Ma se il limite tra umano e animale fosse varcabile in qualche modo, se alcuni animali fossero trattati come comunemente trattiamo le persone e, invece, alcune persone fossero trattate come solitamente trattiamo gli animali? Nella nostra storia umana ci sono stati svariati casi in cui questo è avvenuto. In Egitto alcuni animali, come ad esempio il gatto, erano considerati sacri tanto da poter parlare di zoolatria, non godevano invece di rispetto e attenzioni gli schiavi della Grecia antica che erano considerati mezzi a disposizione del loro padrone. Anche ai giorni nostri abbiamo alcuni esempi simili, vediamo animali domestici agghindati in abiti che ricalcano quelli umani e umani senza abiti costretti a dormire all’aria aperta come fanno certi animali selvatici. L’animalità non è più, e probabilmente non lo è mai stata, una questione meramente di specie, il riconoscimento è sempre un qualcosa che ci viene dato dall’esterno: così come possiamo dirci umani tramite la definizione dell’animale come negativo, altrettanto possiamo finire per essere considerati animali, meri corpi, pur appartenendo alla specie homo sapiens sapiens. Il riconoscimento come individui portatori di soggettività e dignità propria, a prescindere dalle proprie azioni o arbitrio altrui, è ciò che ci può garantire, o precludere, una vita che sia tutelata e rispettata e questo vale tanto per noi che per il resto degli animali. La cosa pare evidente quando sentiamo di persone abbandonate alla fragilità e vulnerabilità della vita, senza diritti né tutele, come nel caso delle guerre e dei genocidi dove gli individui smettono di essere soggetti per ridursi a numeri di una popolazione, ormai indistinguibili fra loro; ma purtroppo non sempre appare ugualmente scioccante quando si parla di animali sterminati in massa.

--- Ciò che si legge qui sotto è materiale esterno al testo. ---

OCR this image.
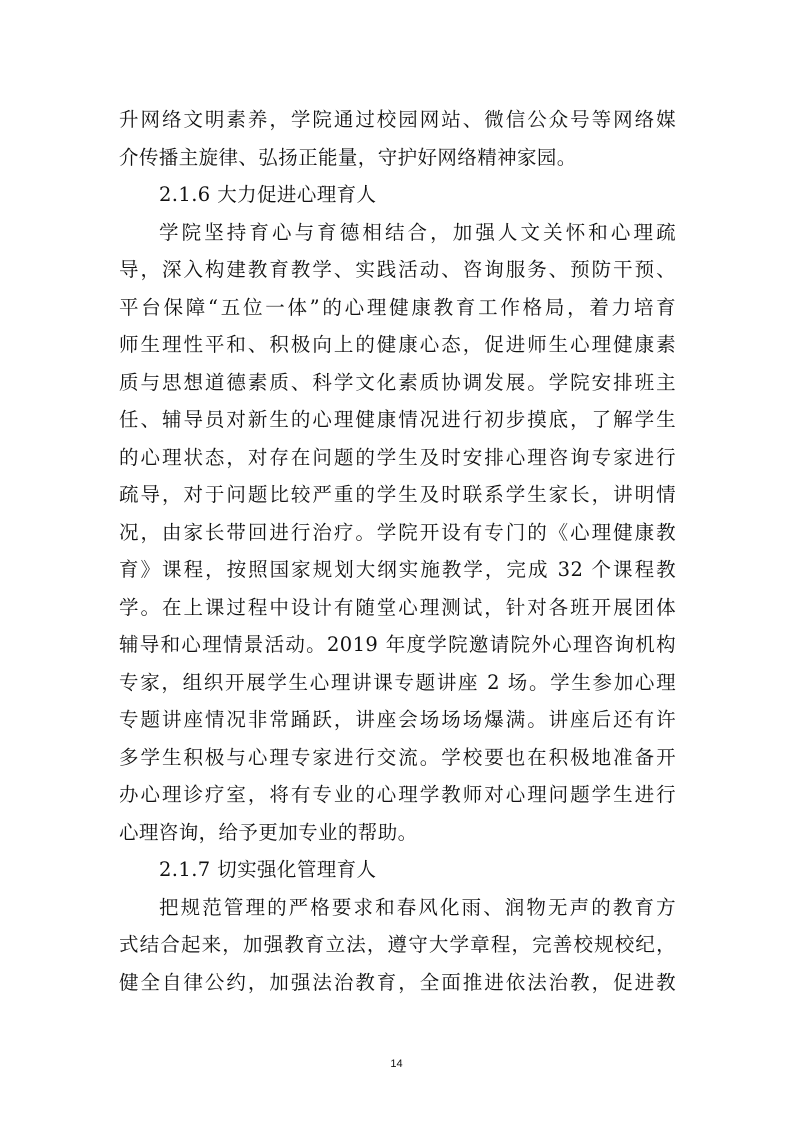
升网络文明素养，学院通过校园网站、微信公众号等网络媒
介传播主旋律、弘扬正能量，守护好网络精神家园。
2.1.6 大力促进心理育人
学院坚持育心与育德相结合，加强人文关怀和心理疏
导，深入构建教育教学、实践活动、咨询服务、预防干预、
平台保障“五位一体”的心理健康教育工作格局，着力培育
师生理性平和、积极向上的健康心态，促进师生心理健康素
质与思想道德素质、科学文化素质协调发展。学院安排班主
任、辅导员对新生的心理健康情况进行初步摸底，了解学生
的心理状态，对存在问题的学生及时安排心理咨询专家进行
疏导，对于问题比较严重的学生及时联系学生家长，讲明情
况，由家长带回进行治疗。学院开设有专门的《心理健康教
育》课程，按照国家规划大纲实施教学，完成 32 个课程教
学。在上课过程中设计有随堂心理测试，针对各班开展团体
辅导和心理情景活动。2019 年度学院邀请院外心理咨询机构
专家，组织开展学生心理讲课专题讲座 2 场。学生参加心理
专题讲座情况非常踊跃，讲座会场场场爆满。讲座后还有许
多学生积极与心理专家进行交流。学校要也在积极地准备开
办心理诊疗室，将有专业的心理学教师对心理问题学生进行
心理咨询，给予更加专业的帮助。
2.1.7 切实强化管理育人
把规范管理的严格要求和春风化雨、润物无声的教育方
式结合起来，加强教育立法，遵守大学章程，完善校规校纪，
健全自律公约，加强法治教育，全面推进依法治教，促进教
14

Pensare l’essere animali in questi termini, cioè l’essere un mero corpo soggetto a ogni tipo di minaccia capiti a tiro, dovrebbe farci riflettere sul ruolo che ha giocato la dicotomia uomo-animale e su quanto il reiterare espressioni, discorsi e comportamenti basati su questo confine arbitrario sia pericoloso per tutti. Il linguaggio è già un’azione, plasma la realtà, produce dei comportamenti ed è importante quindi usarlo consapevolmente, sapendo che crea possibilità ma anche disparità. Bisogna inoltre tenere a mente che senza l’ “Altro” non ci sarebbe nemmeno il “Noi”, che l’uomo per come lo conosciamo è sorto e si sorregge su esclusioni e violenze che coinvolgono le più disparate forme di vita, segno questo che rivedendo i confini posti tra animalità e umanità, probabilmente, si giungerebbe a cambiare la stessa forma di convivenza tra specie. Ma soprattutto bisogna aver chiaro che “l’animale” come “l’umano” non esiste, non sono fatti certi e immutabili, dati una volta per tutte; sono piuttosto costrutti culturali che come tali mutano e si sviluppano nel tempo avendo poco a che fare con i dati biologici e oggettivi.
Interrogarsi sul modo in cui percepiamo gli animali, sul modo in cui parliamo di questi, non è un’azione che non coinvolge l’umano, tutt’altro, è l’azione che permette di cogliere cosa siamo disposti ad accettare e divenire.